There’s no other way to put it other than we have great news for the Long Beach economy: following a surge in the cruise industry, Carnival Cruises has decided to take over the entirety of the Spruce Goose dome in DTLB and expand its facilities to bring in bigger ships and more money.

So what does this specifically break down into?

Carnival Cruise Line will more than double the size of its terminal from approximately 66,000 sq. ft. to 142,000 sq. ft. The deal, written between the cruise line, landlord Urban Commons, and the City of Long Beach, will enable larger ships to use the port.

Carnival has been operating out of the Long Beach terminal since 2003, using only a fraction of the dome’s space for ticketing, loading, and unloading passengers and freight. With the use of the entire dome, that means more space for more passengers.

“For years we have been working toward reaching an agreement to expand the Long Beach Cruise Terminal to accommodate larger ships on the West Coast, and we’re thrilled to finally be able to move forward with our plans to assume full usage of the Dome, making Long Beach one of our largest homeport facilities,” said Christine Duffy, president of Carnival Cruise Line.

This follows a $250M overhaul of the 40-plus acres surrounding the Dome and the Queen Mary; an overhaul that includes an entertainment and retail complex. Oh, and possibly a Ferris wheel.
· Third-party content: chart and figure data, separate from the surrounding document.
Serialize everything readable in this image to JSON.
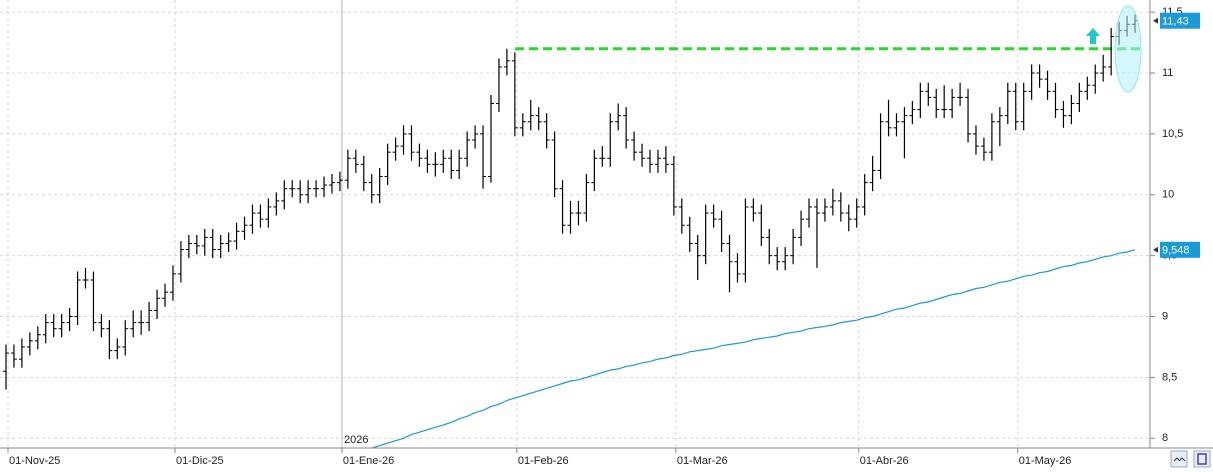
{
  "chart_data": {
    "type": "ohlc",
    "categories": [
      "01-Nov-25",
      null,
      null,
      null,
      null,
      null,
      null,
      null,
      null,
      null,
      null,
      null,
      null,
      null,
      null,
      null,
      null,
      null,
      null,
      null,
      null,
      "01-Dic-25",
      null,
      null,
      null,
      null,
      null,
      null,
      null,
      null,
      null,
      null,
      null,
      null,
      null,
      null,
      null,
      null,
      null,
      null,
      null,
      null,
      "01-Ene-26",
      null,
      null,
      null,
      null,
      null,
      null,
      null,
      null,
      null,
      null,
      null,
      null,
      null,
      null,
      null,
      null,
      null,
      null,
      null,
      null,
      null,
      "01-Feb-26",
      null,
      null,
      null,
      null,
      null,
      null,
      null,
      null,
      null,
      null,
      null,
      null,
      null,
      null,
      null,
      null,
      null,
      null,
      null,
      "01-Mar-26",
      null,
      null,
      null,
      null,
      null,
      null,
      null,
      null,
      null,
      null,
      null,
      null,
      null,
      null,
      null,
      null,
      null,
      null,
      null,
      null,
      null,
      null,
      "01-Abr-26",
      null,
      null,
      null,
      null,
      null,
      null,
      null,
      null,
      null,
      null,
      null,
      null,
      null,
      null,
      null,
      null,
      null,
      null,
      null,
      "01-May-26",
      null,
      null,
      null,
      null,
      null,
      null,
      null,
      null,
      null,
      null,
      null,
      null,
      null,
      null,
      null
    ],
    "open": [
      8.55,
      8.7,
      8.65,
      8.75,
      8.8,
      8.85,
      8.95,
      8.9,
      8.95,
      9.0,
      9.3,
      9.3,
      8.95,
      8.9,
      8.72,
      8.75,
      8.9,
      8.95,
      8.95,
      9.05,
      9.15,
      9.2,
      9.35,
      9.55,
      9.6,
      9.58,
      9.65,
      9.55,
      9.6,
      9.62,
      9.7,
      9.75,
      9.85,
      9.8,
      9.9,
      9.95,
      10.05,
      10.05,
      10.0,
      10.05,
      10.05,
      10.08,
      10.1,
      10.12,
      10.3,
      10.25,
      10.1,
      10.0,
      10.15,
      10.35,
      10.4,
      10.5,
      10.35,
      10.3,
      10.25,
      10.25,
      10.3,
      10.2,
      10.3,
      10.45,
      10.5,
      10.15,
      10.75,
      11.05,
      11.1,
      10.55,
      10.6,
      10.65,
      10.6,
      10.45,
      10.05,
      9.75,
      9.85,
      9.85,
      10.1,
      10.3,
      10.3,
      10.6,
      10.65,
      10.45,
      10.35,
      10.3,
      10.25,
      10.3,
      10.25,
      9.9,
      9.75,
      9.6,
      9.5,
      9.85,
      9.8,
      9.6,
      9.45,
      9.35,
      9.9,
      9.85,
      9.65,
      9.5,
      9.45,
      9.5,
      9.65,
      9.8,
      9.9,
      9.85,
      9.9,
      9.95,
      9.85,
      9.8,
      9.9,
      10.1,
      10.2,
      10.6,
      10.55,
      10.6,
      10.65,
      10.7,
      10.85,
      10.8,
      10.7,
      10.7,
      10.8,
      10.8,
      10.5,
      10.4,
      10.35,
      10.6,
      10.65,
      10.85,
      10.6,
      10.85,
      11.0,
      10.95,
      10.85,
      10.7,
      10.65,
      10.75,
      10.85,
      10.9,
      11.0,
      11.05,
      11.3,
      11.35,
      11.4
    ],
    "high": [
      8.77,
      8.77,
      8.82,
      8.87,
      8.92,
      9.02,
      9.02,
      9.02,
      9.07,
      9.37,
      9.4,
      9.37,
      9.02,
      8.97,
      8.82,
      8.97,
      9.05,
      9.05,
      9.12,
      9.22,
      9.27,
      9.42,
      9.62,
      9.67,
      9.67,
      9.72,
      9.72,
      9.67,
      9.69,
      9.77,
      9.82,
      9.92,
      9.92,
      9.97,
      10.02,
      10.12,
      10.12,
      10.12,
      10.12,
      10.12,
      10.15,
      10.17,
      10.19,
      10.37,
      10.37,
      10.32,
      10.17,
      10.22,
      10.42,
      10.47,
      10.57,
      10.57,
      10.42,
      10.37,
      10.35,
      10.37,
      10.37,
      10.37,
      10.52,
      10.57,
      10.57,
      10.82,
      11.12,
      11.2,
      11.17,
      10.67,
      10.78,
      10.72,
      10.67,
      10.52,
      10.12,
      9.95,
      9.95,
      10.17,
      10.37,
      10.4,
      10.67,
      10.75,
      10.72,
      10.52,
      10.42,
      10.37,
      10.37,
      10.4,
      10.32,
      9.97,
      9.82,
      9.67,
      9.92,
      9.92,
      9.87,
      9.67,
      9.52,
      9.97,
      9.97,
      9.92,
      9.72,
      9.57,
      9.57,
      9.72,
      9.87,
      9.97,
      9.97,
      9.97,
      10.05,
      10.02,
      9.92,
      9.97,
      10.17,
      10.32,
      10.67,
      10.78,
      10.67,
      10.72,
      10.77,
      10.92,
      10.92,
      10.87,
      10.9,
      10.87,
      10.92,
      10.87,
      10.57,
      10.47,
      10.67,
      10.72,
      10.92,
      10.92,
      10.92,
      11.07,
      11.07,
      11.02,
      10.92,
      10.77,
      10.82,
      10.92,
      10.97,
      11.07,
      11.15,
      11.37,
      11.42,
      11.47,
      11.48
    ],
    "low": [
      8.4,
      8.58,
      8.58,
      8.68,
      8.73,
      8.78,
      8.83,
      8.83,
      8.88,
      8.93,
      9.23,
      8.88,
      8.83,
      8.65,
      8.65,
      8.68,
      8.83,
      8.85,
      8.88,
      8.98,
      9.08,
      9.13,
      9.28,
      9.48,
      9.51,
      9.5,
      9.48,
      9.48,
      9.53,
      9.55,
      9.63,
      9.68,
      9.73,
      9.73,
      9.83,
      9.88,
      9.98,
      9.93,
      9.93,
      9.98,
      9.98,
      10.01,
      10.03,
      10.05,
      10.18,
      10.03,
      9.93,
      9.93,
      10.08,
      10.28,
      10.33,
      10.28,
      10.23,
      10.18,
      10.15,
      10.18,
      10.13,
      10.13,
      10.23,
      10.38,
      10.05,
      10.1,
      10.68,
      10.98,
      10.48,
      10.48,
      10.53,
      10.53,
      10.38,
      9.98,
      9.68,
      9.68,
      9.75,
      9.78,
      10.03,
      10.23,
      10.23,
      10.53,
      10.38,
      10.28,
      10.23,
      10.18,
      10.18,
      10.18,
      9.83,
      9.68,
      9.53,
      9.3,
      9.43,
      9.73,
      9.53,
      9.2,
      9.28,
      9.28,
      9.78,
      9.58,
      9.43,
      9.38,
      9.38,
      9.43,
      9.58,
      9.73,
      9.4,
      9.78,
      9.83,
      9.78,
      9.7,
      9.73,
      9.83,
      10.03,
      10.13,
      10.48,
      10.48,
      10.3,
      10.58,
      10.63,
      10.73,
      10.63,
      10.63,
      10.63,
      10.73,
      10.43,
      10.33,
      10.28,
      10.28,
      10.4,
      10.58,
      10.53,
      10.53,
      10.78,
      10.88,
      10.78,
      10.63,
      10.55,
      10.58,
      10.68,
      10.78,
      10.83,
      10.93,
      10.98,
      11.23,
      11.3,
      11.33
    ],
    "close": [
      8.7,
      8.65,
      8.75,
      8.8,
      8.85,
      8.95,
      8.9,
      8.95,
      9.0,
      9.3,
      9.3,
      8.95,
      8.9,
      8.72,
      8.75,
      8.9,
      8.95,
      8.95,
      9.05,
      9.15,
      9.2,
      9.35,
      9.55,
      9.6,
      9.58,
      9.65,
      9.55,
      9.6,
      9.62,
      9.7,
      9.75,
      9.85,
      9.8,
      9.9,
      9.95,
      10.05,
      10.05,
      10.0,
      10.05,
      10.05,
      10.08,
      10.1,
      10.12,
      10.3,
      10.25,
      10.1,
      10.0,
      10.15,
      10.35,
      10.4,
      10.5,
      10.35,
      10.3,
      10.25,
      10.25,
      10.3,
      10.2,
      10.3,
      10.45,
      10.5,
      10.15,
      10.75,
      11.05,
      11.1,
      10.55,
      10.6,
      10.65,
      10.6,
      10.45,
      10.05,
      9.75,
      9.85,
      9.85,
      10.1,
      10.3,
      10.3,
      10.6,
      10.65,
      10.45,
      10.35,
      10.3,
      10.25,
      10.3,
      10.25,
      9.9,
      9.75,
      9.6,
      9.5,
      9.85,
      9.8,
      9.6,
      9.45,
      9.35,
      9.9,
      9.85,
      9.65,
      9.5,
      9.45,
      9.5,
      9.65,
      9.8,
      9.9,
      9.85,
      9.9,
      9.95,
      9.85,
      9.8,
      9.9,
      10.1,
      10.2,
      10.6,
      10.55,
      10.6,
      10.65,
      10.7,
      10.85,
      10.8,
      10.7,
      10.7,
      10.8,
      10.8,
      10.5,
      10.4,
      10.35,
      10.6,
      10.65,
      10.85,
      10.6,
      10.85,
      11.0,
      10.95,
      10.85,
      10.7,
      10.65,
      10.75,
      10.85,
      10.9,
      11.0,
      11.05,
      11.3,
      11.35,
      11.4,
      11.43
    ],
    "close_label": "11,43",
    "color": "#000000",
    "ma": {
      "color": "#1a9ad6",
      "last_label": "9,548",
      "values": [
        null,
        null,
        null,
        null,
        null,
        null,
        null,
        null,
        null,
        null,
        null,
        null,
        null,
        null,
        null,
        null,
        null,
        null,
        null,
        null,
        null,
        null,
        null,
        null,
        null,
        null,
        null,
        null,
        null,
        null,
        null,
        null,
        null,
        null,
        null,
        null,
        null,
        null,
        null,
        null,
        null,
        null,
        null,
        null,
        7.86,
        7.89,
        7.92,
        7.94,
        7.96,
        7.98,
        8.0,
        8.03,
        8.05,
        8.07,
        8.09,
        8.11,
        8.13,
        8.16,
        8.18,
        8.21,
        8.23,
        8.26,
        8.28,
        8.31,
        8.33,
        8.35,
        8.37,
        8.39,
        8.41,
        8.43,
        8.45,
        8.47,
        8.48,
        8.5,
        8.52,
        8.54,
        8.56,
        8.57,
        8.59,
        8.6,
        8.62,
        8.63,
        8.65,
        8.66,
        8.68,
        8.69,
        8.71,
        8.72,
        8.73,
        8.74,
        8.76,
        8.77,
        8.78,
        8.79,
        8.81,
        8.82,
        8.83,
        8.84,
        8.86,
        8.87,
        8.88,
        8.9,
        8.91,
        8.92,
        8.93,
        8.95,
        8.96,
        8.97,
        8.99,
        9.0,
        9.02,
        9.04,
        9.06,
        9.07,
        9.09,
        9.11,
        9.12,
        9.14,
        9.16,
        9.18,
        9.19,
        9.21,
        9.23,
        9.24,
        9.26,
        9.28,
        9.29,
        9.31,
        9.33,
        9.34,
        9.36,
        9.37,
        9.39,
        9.41,
        9.42,
        9.44,
        9.45,
        9.47,
        9.49,
        9.5,
        9.52,
        9.53,
        9.548
      ]
    },
    "resistance": {
      "value": 11.2,
      "color": "#22dd22"
    },
    "year_label": "2026",
    "ylim": [
      7.92,
      11.6
    ],
    "yticks": [
      8,
      {
        "value": 8.5,
        "label": "8,5"
      },
      9,
      {
        "value": 9.5,
        "label": "9,5"
      },
      10,
      {
        "value": 10.5,
        "label": "10,5"
      },
      11,
      {
        "value": 11.5,
        "label": "11,5"
      }
    ],
    "grid": true
  }
}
Taylor Woods, principal of Urban Commons, has reported that hopes are high: boat slips, a marina, an 200-room boutique hotel landside, restaurants, retail, possibly doubling the footprint of Carnival Cruises’ port, and major updates to the ship itself that will complement the historic aspects of the Queen—updates that are expected to debut by mid-next year

Urban Commons is about to now spend $10M to $15M to renovate the ship itself while an additional $250M will be needed to develop the surrounding land—monies that Woods claim Urban Commons can raise itself.

Currently, the Carnival Inspiration and Carnival Imagination operate year-round, three- and four-day Baja cruises from Long Beach, while Carnival Miracle sails seven-day voyages to the Mexican Riviera and 14- and 15-day cruises to Hawaii and Alaska.